I think we can agree that English is a strange language with many subtle complexities. (Perhaps that’s why I’m in such awe of people who learn it as a second or third language.) One of those subtleties – which you won’t find in most grammar guides – is phrases that mean exactly the opposite of what they say.
My favourite example is, “I don’t disagree but . . .” Yes, I know it sounds like a simple double negative, and therefore means “I agree.” But don’t fool yourself. When someone says it to you, she is about to reduce your opinions to dust. Believe me, you will squirm.
Another one I love is “With all due respect . . .” Again, be prepared: you are about to hear words of withering contempt.
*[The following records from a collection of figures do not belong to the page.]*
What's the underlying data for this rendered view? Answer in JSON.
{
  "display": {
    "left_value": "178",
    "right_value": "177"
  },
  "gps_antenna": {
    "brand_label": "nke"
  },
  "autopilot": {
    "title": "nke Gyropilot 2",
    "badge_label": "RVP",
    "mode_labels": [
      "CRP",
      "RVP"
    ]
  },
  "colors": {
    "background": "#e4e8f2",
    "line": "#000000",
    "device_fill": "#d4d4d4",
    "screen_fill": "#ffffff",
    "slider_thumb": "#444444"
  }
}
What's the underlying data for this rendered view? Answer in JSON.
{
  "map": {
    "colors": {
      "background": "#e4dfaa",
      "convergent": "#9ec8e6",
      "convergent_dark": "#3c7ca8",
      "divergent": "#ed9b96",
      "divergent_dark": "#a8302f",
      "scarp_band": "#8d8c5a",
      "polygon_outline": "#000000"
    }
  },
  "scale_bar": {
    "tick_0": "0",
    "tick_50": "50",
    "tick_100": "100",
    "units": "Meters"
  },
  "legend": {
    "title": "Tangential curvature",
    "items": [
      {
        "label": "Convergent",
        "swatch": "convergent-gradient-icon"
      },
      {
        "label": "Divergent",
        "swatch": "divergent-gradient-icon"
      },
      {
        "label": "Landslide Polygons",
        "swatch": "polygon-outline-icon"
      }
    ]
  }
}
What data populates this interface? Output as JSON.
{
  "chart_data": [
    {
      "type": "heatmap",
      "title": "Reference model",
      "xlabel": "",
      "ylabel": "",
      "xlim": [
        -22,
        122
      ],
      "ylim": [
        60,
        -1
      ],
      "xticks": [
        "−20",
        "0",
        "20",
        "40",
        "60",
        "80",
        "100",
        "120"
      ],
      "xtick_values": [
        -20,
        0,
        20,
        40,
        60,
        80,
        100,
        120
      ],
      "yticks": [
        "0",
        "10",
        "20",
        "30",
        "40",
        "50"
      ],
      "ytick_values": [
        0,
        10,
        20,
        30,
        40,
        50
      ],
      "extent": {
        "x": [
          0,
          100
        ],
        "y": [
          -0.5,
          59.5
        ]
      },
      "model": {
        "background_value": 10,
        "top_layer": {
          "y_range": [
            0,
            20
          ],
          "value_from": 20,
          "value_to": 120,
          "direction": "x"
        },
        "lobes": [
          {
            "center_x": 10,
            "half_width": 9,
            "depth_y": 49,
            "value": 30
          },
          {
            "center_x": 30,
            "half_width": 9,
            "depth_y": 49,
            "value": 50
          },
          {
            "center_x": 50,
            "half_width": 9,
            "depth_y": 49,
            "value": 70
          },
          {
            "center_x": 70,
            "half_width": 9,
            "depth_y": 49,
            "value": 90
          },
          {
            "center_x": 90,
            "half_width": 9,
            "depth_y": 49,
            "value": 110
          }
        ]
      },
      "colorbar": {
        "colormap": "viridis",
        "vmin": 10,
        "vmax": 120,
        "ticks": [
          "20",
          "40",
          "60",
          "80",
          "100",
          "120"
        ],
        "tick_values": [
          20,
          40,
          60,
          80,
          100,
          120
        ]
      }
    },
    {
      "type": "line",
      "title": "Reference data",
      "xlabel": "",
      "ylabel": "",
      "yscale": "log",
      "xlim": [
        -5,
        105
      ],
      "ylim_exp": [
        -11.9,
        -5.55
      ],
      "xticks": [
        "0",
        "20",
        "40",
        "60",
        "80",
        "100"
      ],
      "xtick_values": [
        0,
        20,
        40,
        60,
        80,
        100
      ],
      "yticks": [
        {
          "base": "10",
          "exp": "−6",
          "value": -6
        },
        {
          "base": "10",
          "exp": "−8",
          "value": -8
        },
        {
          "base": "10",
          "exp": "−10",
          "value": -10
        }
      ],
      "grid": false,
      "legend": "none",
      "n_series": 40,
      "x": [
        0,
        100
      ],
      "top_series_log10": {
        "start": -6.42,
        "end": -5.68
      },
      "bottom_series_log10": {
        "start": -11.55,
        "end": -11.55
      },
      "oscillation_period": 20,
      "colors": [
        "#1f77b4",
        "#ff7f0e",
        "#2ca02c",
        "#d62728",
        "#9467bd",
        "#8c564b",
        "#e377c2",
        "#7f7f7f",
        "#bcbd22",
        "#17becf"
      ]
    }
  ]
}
Turns out I’m not the only one fascinated by these verbal hypocrisies. Mr. Google tells me that Sir Arnold Lunn, one-time literary editor of The Times, created the term phrop in 1950, blending phrase and opposite. American journalist Sydney J. Harris spoke of compiling a dictionary of phrops in one column, but as far as I can tell, never completed the task.
Here are few more good ones:
- “I don’t like to boast but . . .”
- “I have nothing against him but . . .”
- “It really isn’t any of my business but. . .”
- “Not to change the subject but . . .”
- “I’m only thinking of you when I . . . ”
- “Now don’t change your plans on my account but . . . ”
Should we be horrified by the hypocrisy implicit in these sneaky little phrases? Harris obviously disliked them, writing, “I have long noticed that whenever people want to hurt others, and gratify themselves, they begin with a mealy-mouthed phrase.” But Sir Arnold himself had a different perspective. In a 1952 article in the New Yorker, he was quoted as saying, “Not that I would do away with phrops. I think they’re part of civilization.”